SURGERY/OTHER PROCEDURES
• With longstanding GM, or those that refuse medical treatment, cosmetic surgical excision and reconstruction may be performed
• Testicular cancer: Orchiectomy
• Adrenal tumors: Adrenalectomy
ADDITIONAL TREATMENT
Radiation Therapy
• Prophylactic breast irradiation has been used prior to initiation of estrogens or androgen blockade for blockade for prostate cancer patients
– Dose: 12 Gy in 2 fractions to 20 Gy in 5 fractions
Additional Therapies
Radioactive iodine ablation or propylthiouracil for hyperthyroidism
Complementary & Alternative Therapies
N/A
ONGOING CARE
PROGNOSIS
• Generally favorable prognosis.
• Patient main concerns: Ruling out breast cancer and cosmetic correction
COMPLICATIONS
Psychological stress
FOLLOW-UP
Patient Monitoring
No regular follow-up is necessary for patients who have physiologic GM and are untroubled by their symptoms and do not have symptoms suggestive of malignancy.
Patient Resources
N/A
REFERENCES
1. Braunstien GD. Gynecomastia. N Engl J Med. 1993;328:490–495.

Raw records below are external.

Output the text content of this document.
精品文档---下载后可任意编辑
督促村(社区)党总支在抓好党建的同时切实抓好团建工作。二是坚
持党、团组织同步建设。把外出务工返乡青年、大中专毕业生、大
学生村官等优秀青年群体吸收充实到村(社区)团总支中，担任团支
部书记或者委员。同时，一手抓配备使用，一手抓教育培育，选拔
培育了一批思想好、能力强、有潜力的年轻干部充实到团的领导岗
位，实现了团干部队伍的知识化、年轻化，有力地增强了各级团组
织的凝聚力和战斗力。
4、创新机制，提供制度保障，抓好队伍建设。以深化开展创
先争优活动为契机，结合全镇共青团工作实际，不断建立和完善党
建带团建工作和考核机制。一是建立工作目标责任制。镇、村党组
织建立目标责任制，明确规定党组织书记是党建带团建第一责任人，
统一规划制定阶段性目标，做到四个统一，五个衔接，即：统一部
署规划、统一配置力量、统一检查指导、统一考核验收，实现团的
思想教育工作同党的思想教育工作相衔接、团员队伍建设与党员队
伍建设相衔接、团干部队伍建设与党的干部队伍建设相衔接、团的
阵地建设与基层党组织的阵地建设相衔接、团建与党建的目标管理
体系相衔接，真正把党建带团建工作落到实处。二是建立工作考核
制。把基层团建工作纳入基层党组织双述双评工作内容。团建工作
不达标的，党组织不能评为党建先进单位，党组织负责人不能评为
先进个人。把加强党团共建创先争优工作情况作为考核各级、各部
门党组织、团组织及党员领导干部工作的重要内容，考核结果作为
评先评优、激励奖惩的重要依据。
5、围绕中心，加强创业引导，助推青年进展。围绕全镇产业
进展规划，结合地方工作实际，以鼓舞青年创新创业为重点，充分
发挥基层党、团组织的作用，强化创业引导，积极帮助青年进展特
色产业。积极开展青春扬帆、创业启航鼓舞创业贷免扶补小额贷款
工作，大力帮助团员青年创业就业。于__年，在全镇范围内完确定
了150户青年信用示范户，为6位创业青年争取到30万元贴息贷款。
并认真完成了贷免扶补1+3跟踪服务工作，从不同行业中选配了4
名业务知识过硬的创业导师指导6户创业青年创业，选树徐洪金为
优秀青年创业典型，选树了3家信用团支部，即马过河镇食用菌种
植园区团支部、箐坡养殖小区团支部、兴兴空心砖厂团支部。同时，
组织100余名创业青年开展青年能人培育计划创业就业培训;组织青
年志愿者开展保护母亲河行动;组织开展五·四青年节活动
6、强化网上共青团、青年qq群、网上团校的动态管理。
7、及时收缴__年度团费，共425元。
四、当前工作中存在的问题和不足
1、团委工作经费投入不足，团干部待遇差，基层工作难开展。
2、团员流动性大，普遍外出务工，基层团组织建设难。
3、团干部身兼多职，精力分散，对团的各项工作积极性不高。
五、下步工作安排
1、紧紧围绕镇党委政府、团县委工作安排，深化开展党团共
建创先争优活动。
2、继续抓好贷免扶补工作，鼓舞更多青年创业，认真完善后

2. Bembo SA, Carlson HE. Gynecomastia: Its features, and when and how to treat it.Cleveland Clinic Journal OF Medicine. 2004;(6):511–517.
3. Narula HS, Carleson HE. Gynecomastia. Endocinol Metab Clin North Am. 2007;36:497–519.
ADDITIONAL READING
Melmed S, et al. Williams Textbook of Endocrinology. Elsevier; Phialdephia, 2013;766–769, 1180–1181.
See Also (Topic, Algorithm, Media)
• Gynecomastia Algorithm 
• Gynecomastia Image 
• Infertile Male Syndrome
• Testis, Leydig Cell Tumor
• Testosterone, Decreased (Hypogonadism)
• XXY Syndrome (Klinefelter Syndrome)
CODES
ICD9
• 278.00 Obesity, unspecified
• 611.1 Hypertrophy of breast
• 758.7 Klinefelter’s syndrome
ICD10
• E66.9 Obesity, unspecified
• N62 Hypertrophy of breast
• Q98.4 Klinefelter syndrome, unspecified
CLINICAL/SURGICAL PEARLS
• Breast cancer is rare in males, representing <1% of all cases of breast cancer.
• Klinefelter syndrome is the only cause of gynecomastia with an established risk of breast cancer.